I would like to tell you this, simply: if one day you feel traversed by a melancholy without complaint, if you continue to work without really believing, if you perhaps write, or transmit, not to convince but to hold on, then don’t conclude too quickly to a failure. It could be that you are simply in the right place, at the right distance. This melancholy-fall-unbeing-loss doesn’t prevent practicing. It’s not a symptom, but the sign of the radical structural modification that analysis taken to its term accomplishes. It prevents telling oneself stories. It doesn’t kill desire. It relieves it of its promises. It makes one free to no longer believe, to rely on the experience of the real of the unconscious and not only on its linguistic torments.
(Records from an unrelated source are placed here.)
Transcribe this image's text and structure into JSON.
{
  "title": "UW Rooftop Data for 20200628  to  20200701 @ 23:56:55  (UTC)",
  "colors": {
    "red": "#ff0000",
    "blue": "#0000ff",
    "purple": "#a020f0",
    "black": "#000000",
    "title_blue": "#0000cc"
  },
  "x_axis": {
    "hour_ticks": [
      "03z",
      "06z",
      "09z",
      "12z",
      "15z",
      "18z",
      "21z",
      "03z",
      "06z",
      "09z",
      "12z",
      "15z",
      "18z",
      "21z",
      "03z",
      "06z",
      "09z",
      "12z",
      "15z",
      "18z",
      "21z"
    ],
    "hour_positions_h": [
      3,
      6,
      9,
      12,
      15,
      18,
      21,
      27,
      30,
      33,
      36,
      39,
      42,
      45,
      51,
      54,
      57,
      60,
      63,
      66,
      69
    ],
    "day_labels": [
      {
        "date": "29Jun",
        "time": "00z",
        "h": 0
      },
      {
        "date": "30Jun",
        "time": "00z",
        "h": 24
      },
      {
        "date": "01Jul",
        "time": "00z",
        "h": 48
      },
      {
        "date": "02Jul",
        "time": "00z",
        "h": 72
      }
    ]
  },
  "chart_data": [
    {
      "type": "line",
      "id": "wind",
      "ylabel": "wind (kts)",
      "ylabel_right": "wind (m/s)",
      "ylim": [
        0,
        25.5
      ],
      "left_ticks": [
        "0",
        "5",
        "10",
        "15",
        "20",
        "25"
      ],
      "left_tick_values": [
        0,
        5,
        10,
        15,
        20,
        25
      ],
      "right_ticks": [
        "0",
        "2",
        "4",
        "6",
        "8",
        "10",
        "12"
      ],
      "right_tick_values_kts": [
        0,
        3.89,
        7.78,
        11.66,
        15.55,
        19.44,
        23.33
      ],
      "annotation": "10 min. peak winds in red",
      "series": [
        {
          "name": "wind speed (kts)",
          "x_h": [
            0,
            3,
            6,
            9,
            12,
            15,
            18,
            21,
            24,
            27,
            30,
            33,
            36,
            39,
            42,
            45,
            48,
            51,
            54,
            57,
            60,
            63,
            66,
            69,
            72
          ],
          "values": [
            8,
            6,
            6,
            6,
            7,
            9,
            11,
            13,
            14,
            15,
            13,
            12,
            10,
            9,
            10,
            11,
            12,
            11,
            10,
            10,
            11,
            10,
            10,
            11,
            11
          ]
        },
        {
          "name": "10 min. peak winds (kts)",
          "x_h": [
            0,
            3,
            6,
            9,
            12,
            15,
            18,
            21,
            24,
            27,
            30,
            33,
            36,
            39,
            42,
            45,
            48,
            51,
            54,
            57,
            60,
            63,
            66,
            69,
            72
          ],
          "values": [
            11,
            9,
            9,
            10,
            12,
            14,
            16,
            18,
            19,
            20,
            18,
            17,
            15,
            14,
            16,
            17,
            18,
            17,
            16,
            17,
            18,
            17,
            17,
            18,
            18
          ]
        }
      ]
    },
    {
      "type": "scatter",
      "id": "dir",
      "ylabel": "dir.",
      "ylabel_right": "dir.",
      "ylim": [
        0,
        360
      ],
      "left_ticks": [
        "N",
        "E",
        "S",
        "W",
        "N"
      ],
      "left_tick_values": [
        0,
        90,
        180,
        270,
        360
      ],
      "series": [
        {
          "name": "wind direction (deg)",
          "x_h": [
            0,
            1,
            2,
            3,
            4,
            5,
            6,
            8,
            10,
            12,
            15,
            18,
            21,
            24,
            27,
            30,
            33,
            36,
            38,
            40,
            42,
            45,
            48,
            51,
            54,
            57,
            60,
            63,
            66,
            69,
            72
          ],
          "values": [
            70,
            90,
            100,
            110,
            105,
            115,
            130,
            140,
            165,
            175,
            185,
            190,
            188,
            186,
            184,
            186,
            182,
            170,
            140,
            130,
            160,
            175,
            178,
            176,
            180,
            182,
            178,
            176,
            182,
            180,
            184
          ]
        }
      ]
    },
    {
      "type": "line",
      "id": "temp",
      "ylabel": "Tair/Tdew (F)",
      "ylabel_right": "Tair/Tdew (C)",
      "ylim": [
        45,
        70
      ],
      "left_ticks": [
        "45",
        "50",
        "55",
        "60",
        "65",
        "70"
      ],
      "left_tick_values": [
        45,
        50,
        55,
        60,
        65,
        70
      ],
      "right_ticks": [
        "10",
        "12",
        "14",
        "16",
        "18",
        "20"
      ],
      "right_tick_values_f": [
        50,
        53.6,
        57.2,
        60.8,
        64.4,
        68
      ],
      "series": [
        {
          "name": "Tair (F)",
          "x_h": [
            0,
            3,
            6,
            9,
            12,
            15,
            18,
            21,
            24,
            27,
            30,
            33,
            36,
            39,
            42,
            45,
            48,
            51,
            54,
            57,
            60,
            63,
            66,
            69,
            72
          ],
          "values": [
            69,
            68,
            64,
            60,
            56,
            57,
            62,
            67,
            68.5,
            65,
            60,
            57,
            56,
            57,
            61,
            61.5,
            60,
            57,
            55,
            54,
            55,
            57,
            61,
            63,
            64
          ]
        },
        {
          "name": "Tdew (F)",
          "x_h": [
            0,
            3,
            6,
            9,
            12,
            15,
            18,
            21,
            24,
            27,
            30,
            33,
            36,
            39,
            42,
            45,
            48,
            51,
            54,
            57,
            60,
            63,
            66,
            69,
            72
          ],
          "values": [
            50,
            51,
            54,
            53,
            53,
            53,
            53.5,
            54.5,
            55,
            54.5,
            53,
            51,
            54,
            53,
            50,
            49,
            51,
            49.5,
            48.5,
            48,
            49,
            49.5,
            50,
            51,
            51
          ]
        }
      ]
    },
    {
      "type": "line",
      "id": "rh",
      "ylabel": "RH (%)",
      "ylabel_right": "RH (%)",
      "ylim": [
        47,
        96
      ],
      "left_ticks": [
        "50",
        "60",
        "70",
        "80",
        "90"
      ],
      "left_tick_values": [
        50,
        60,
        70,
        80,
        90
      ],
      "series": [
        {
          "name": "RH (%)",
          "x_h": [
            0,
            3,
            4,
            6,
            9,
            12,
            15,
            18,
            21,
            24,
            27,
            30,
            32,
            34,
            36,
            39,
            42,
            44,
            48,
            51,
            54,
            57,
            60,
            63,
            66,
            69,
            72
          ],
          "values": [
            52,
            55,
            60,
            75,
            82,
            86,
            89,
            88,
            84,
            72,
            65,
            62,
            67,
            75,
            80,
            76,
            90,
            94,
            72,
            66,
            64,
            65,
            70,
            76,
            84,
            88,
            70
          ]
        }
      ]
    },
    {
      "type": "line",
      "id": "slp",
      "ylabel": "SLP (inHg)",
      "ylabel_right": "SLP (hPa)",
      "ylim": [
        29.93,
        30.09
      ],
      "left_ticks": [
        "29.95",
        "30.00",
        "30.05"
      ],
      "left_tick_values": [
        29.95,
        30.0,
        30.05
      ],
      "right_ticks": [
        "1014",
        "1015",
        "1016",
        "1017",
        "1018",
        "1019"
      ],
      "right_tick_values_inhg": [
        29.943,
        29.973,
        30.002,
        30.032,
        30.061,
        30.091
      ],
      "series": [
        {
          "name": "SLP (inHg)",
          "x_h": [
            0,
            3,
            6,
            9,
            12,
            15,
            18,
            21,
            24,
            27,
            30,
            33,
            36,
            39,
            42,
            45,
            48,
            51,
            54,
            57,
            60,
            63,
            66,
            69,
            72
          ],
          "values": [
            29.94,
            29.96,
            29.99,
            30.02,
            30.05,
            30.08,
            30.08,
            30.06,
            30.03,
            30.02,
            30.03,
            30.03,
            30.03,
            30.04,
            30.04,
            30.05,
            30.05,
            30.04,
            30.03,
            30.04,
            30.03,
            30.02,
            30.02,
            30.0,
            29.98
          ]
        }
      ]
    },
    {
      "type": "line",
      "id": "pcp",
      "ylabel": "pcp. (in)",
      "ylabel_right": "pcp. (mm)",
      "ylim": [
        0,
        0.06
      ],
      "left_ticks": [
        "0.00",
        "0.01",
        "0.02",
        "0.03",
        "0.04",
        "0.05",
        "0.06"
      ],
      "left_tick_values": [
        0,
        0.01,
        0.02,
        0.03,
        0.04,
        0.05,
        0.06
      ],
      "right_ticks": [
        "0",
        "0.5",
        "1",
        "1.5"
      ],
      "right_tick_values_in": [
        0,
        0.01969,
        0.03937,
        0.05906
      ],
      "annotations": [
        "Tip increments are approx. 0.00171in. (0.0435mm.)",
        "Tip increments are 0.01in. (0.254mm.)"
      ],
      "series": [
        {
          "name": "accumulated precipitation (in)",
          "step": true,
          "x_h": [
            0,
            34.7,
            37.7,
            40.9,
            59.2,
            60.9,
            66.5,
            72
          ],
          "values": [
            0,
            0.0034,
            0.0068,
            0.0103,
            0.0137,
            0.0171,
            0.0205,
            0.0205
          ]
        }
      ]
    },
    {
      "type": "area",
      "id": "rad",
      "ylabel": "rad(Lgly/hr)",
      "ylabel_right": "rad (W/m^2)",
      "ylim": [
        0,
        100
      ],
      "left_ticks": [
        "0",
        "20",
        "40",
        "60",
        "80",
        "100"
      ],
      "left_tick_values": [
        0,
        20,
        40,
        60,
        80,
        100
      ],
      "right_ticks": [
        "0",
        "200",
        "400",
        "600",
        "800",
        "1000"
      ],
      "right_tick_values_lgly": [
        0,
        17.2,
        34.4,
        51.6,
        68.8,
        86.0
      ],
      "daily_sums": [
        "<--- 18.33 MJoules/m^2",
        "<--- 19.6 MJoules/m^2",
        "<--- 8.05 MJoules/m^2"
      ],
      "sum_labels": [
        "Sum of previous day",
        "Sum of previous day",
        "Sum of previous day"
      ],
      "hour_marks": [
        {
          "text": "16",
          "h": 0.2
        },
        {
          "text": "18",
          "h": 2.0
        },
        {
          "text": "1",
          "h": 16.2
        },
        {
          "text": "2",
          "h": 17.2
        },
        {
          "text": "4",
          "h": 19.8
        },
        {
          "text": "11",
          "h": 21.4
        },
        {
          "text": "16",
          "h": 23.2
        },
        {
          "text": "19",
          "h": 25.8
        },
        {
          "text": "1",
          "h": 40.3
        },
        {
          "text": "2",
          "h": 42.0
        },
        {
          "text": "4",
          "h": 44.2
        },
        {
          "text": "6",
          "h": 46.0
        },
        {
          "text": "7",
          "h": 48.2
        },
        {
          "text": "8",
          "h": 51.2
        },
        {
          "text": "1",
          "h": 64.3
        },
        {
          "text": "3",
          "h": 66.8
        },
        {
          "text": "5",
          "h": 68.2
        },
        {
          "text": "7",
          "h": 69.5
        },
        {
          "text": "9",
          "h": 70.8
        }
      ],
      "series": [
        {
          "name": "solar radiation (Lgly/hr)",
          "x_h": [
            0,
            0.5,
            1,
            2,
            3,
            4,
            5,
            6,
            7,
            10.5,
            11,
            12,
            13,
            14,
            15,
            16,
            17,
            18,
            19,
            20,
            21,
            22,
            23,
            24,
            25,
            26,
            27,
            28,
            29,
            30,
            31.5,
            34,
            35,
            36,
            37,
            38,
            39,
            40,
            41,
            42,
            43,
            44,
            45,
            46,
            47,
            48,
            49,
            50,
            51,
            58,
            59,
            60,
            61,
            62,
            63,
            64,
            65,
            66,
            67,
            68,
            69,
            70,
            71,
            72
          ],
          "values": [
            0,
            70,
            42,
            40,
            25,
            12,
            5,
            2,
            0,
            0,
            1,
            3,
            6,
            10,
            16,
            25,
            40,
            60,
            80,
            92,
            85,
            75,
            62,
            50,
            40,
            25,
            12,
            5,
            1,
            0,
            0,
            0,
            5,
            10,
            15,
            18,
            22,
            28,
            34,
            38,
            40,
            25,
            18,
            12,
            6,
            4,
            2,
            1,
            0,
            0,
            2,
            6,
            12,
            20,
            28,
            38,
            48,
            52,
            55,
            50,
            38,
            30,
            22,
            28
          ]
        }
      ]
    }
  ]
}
Holding the analytic position is not believing still. It’s not hoping for better. It’s not saving. It’s holding on, without guarantee. Holding on without believing. And continuing, despite everything.

VB.

References:

Piera Aulagnier, The Violence of Interpretation. From the Pictogram to the Statement, Paris, PUF.

Sigmund Freud, Analysis Terminable and Interminable, Paris, PUF.

Jacques Lacan, The Seminar, Book XVII: The Other Side of Psychoanalysis, Paris, Seuil.

Jean Allouch, Erotics of Mourning, Paris, EPEL.

Donald Winnicott, Hate in the Counter-Transference, in Through Paediatrics to Psychoanalysis, Paris, Payot.

Sándor Ferenczi, Clinical Diary, Paris, Payot.